Oviedo, April 30 (EFE).- The Asturian Ministry of Education and the Gijón City Council have expressed this Sunday their rejection of bullying as well as their confidence that the investigation will clarify what happened in the case of the 20-year-old girl found dead yesterday at the foot of the Santa Catalina hill.
The body appeared a day after the family reported the disappearance of the former student from La Asunción school, a center that has expressed its commitment to the “fight against bullying.”
The young woman’s remains will be cremated this afternoon at the Gijón funeral home, the city where the funeral will take place tomorrow, Monday.
The Minister of Education, Lydia Espina, has transferred her “total, clear and resounding” condemnation of the cases of bullying, and has defended that the centers must be “safe spaces”, since they are the “second home” of the students , and the space in which they “spend more time” after their homes.
“From this incident, the Ministry will analyze and investigate what happened and we will review everything that happened,” reported Espina, who has encouraged the educational community to “fight together” against bullying, against which he has requested “not be complicit” and “support the victims”.
The Ministry of Education works to create safe spaces, which “is not always achieved”, and which it regrets with “total clarity”.

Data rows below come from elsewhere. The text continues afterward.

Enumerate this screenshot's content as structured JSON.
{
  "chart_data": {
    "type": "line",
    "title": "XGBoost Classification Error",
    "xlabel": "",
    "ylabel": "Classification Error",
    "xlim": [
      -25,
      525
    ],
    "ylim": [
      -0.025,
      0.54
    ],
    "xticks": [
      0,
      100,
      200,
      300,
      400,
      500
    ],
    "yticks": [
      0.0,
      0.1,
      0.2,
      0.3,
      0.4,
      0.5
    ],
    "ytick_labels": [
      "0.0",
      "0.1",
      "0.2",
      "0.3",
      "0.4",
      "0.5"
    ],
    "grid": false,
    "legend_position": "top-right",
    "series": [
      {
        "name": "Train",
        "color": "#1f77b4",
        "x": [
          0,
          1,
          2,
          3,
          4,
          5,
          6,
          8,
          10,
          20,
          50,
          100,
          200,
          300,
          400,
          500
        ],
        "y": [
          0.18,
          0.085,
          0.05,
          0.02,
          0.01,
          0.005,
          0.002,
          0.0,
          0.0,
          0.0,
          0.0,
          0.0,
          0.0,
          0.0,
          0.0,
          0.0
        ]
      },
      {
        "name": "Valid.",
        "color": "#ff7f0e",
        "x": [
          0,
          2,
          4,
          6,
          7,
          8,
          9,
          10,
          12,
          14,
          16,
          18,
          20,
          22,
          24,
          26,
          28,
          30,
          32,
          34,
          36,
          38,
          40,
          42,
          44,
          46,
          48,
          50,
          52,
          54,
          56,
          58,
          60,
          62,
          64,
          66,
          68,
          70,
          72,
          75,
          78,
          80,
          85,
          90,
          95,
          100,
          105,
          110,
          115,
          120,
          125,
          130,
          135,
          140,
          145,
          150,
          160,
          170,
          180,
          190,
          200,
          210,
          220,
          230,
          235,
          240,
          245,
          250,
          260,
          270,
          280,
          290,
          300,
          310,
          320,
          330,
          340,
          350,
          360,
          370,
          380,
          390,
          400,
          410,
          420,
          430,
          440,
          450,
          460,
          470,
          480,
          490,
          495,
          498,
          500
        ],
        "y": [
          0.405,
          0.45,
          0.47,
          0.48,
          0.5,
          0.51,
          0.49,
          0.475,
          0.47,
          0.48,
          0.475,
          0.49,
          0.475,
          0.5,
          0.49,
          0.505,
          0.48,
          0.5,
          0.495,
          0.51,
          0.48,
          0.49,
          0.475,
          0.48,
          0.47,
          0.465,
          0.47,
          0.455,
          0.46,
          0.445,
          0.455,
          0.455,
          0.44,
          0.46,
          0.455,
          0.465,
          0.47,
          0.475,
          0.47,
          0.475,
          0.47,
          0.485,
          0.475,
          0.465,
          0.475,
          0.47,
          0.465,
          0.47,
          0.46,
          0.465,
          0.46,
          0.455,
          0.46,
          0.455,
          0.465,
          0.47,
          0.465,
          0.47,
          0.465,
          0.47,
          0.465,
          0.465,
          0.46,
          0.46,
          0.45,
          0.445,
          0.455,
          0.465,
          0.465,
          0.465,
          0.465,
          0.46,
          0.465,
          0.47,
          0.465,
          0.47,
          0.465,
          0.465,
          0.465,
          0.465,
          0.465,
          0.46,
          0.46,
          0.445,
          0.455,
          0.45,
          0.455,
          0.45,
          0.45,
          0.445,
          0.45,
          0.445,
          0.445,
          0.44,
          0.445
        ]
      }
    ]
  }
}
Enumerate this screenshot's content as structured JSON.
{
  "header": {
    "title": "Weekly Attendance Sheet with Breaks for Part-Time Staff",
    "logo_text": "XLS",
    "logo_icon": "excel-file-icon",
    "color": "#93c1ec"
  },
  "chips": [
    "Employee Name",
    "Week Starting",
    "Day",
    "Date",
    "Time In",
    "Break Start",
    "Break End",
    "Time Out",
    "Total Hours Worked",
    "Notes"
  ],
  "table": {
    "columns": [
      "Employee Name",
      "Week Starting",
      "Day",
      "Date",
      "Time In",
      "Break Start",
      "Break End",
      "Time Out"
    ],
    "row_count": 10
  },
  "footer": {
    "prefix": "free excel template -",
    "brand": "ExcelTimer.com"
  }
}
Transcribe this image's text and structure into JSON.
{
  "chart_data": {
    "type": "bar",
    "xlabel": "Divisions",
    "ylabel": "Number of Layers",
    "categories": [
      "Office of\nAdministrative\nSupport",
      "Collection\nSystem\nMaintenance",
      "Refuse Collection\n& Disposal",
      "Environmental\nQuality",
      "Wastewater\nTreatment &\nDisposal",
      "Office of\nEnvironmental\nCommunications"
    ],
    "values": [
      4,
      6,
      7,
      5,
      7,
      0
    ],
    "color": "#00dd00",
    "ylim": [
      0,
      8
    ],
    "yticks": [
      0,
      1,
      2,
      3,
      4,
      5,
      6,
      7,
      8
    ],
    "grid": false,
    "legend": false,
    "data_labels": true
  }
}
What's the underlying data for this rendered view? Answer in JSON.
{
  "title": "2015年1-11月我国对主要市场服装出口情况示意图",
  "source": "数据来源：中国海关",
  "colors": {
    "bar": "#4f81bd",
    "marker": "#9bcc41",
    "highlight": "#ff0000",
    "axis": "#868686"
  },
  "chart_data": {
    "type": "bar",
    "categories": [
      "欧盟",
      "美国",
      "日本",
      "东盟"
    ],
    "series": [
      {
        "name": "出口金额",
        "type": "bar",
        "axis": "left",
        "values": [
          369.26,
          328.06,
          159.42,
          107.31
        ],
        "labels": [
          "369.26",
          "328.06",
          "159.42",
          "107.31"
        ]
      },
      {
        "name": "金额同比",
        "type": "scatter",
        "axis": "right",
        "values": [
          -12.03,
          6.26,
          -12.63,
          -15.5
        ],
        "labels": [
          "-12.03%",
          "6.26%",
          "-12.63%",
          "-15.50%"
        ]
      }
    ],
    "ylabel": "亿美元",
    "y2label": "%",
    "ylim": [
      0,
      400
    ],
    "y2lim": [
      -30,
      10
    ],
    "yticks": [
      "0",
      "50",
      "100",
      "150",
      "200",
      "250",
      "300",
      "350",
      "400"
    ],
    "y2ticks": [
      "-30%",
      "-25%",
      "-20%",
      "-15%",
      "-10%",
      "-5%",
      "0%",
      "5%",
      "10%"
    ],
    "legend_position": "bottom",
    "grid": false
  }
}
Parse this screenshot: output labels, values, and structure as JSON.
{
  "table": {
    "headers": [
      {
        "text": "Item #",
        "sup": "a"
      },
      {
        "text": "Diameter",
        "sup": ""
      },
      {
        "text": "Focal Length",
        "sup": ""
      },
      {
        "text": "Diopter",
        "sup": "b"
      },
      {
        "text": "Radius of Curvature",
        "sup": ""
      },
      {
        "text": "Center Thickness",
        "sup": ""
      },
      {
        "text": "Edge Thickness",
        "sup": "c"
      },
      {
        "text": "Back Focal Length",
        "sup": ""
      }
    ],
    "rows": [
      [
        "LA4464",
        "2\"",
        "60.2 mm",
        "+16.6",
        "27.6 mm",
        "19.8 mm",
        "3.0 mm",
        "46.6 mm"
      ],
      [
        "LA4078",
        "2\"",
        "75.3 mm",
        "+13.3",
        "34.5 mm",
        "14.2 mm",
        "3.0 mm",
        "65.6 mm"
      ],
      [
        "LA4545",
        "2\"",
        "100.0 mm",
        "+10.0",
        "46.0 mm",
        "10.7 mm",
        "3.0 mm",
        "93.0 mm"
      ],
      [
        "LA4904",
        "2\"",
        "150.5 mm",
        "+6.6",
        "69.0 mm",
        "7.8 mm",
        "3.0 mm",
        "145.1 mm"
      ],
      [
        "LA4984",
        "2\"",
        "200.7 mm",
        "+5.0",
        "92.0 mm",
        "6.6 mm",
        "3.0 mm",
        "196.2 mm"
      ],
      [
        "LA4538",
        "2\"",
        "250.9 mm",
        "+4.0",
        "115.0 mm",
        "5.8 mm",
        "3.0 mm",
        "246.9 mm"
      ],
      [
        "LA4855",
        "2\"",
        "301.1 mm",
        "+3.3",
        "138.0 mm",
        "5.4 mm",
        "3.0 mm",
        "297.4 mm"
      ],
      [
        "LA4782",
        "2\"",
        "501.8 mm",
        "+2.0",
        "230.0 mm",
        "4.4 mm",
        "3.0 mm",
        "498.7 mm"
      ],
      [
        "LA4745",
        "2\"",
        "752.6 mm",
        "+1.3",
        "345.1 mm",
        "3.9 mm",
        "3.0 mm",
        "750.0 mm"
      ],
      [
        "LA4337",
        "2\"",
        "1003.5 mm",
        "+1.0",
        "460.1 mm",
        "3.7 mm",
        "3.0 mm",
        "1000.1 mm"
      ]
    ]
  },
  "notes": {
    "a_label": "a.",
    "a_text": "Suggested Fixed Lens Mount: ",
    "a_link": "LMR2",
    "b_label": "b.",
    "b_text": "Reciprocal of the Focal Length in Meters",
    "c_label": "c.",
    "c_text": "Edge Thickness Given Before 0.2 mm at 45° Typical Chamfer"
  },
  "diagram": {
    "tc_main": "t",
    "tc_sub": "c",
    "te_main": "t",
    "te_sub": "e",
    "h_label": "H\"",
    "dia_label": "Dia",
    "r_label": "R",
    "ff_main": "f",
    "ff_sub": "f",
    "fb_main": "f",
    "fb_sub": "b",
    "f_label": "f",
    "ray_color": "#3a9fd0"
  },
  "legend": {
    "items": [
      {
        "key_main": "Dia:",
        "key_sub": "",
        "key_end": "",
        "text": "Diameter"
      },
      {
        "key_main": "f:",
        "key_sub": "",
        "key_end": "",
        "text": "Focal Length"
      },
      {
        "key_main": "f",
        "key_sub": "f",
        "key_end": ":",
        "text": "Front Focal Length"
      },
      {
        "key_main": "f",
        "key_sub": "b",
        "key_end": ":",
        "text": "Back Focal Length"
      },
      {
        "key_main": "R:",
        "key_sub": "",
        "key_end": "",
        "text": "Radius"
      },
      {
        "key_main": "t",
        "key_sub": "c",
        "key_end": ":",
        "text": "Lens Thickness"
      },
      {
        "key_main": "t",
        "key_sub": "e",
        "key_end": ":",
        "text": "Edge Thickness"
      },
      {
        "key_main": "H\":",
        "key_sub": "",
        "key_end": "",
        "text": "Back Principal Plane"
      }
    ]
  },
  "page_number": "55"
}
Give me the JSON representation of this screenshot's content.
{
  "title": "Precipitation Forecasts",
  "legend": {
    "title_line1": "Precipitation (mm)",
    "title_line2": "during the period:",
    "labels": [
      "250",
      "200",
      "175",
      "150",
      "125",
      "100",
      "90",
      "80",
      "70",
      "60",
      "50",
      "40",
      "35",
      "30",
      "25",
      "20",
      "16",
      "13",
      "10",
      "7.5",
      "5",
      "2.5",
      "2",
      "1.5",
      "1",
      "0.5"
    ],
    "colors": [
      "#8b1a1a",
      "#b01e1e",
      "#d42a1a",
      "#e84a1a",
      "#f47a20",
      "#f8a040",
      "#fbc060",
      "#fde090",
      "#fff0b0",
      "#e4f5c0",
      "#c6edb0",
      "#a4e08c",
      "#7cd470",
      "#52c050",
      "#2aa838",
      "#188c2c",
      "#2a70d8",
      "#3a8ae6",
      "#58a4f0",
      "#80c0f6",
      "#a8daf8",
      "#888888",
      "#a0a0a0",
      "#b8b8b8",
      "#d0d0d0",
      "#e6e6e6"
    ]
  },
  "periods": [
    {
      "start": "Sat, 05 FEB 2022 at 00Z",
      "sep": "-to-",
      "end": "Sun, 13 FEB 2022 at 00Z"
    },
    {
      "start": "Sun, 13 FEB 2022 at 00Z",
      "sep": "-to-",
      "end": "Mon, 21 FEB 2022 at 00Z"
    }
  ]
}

He stressed that Asturias has an anti-bullying protocol that is “constantly updated”, in which “emphasis” has been placed this year, and that he has warned that it should be used “whenever necessary”, since that it is “for that” and “avoid cases” like the one that has just occurred.
Espina has also mentioned the implementation in this second quarter of the suicide prevention protocol, which addresses prevention as well as how to act if there is a school with “a case of imminent risk”.
MAYOR OF GIJÓN: “TERRIBLE AND UNFORTUNATE”
The mayoress of Gijón, Ana González, has considered the death of the young woman as a “terrible and unfortunate” event, which “seems to be due to despair over a situation of harassment that could have led her to commit suicide.”
After expressing her “solidarity and affection” to the young woman’s family, the councilor has considered that “there is no small harassment, nor action that can be justified to provoke laughter, nor for any discrepancy with another person.”
González has regretted “very much” what has happened and hopes that “it can be clarified who led” the young woman to that situation.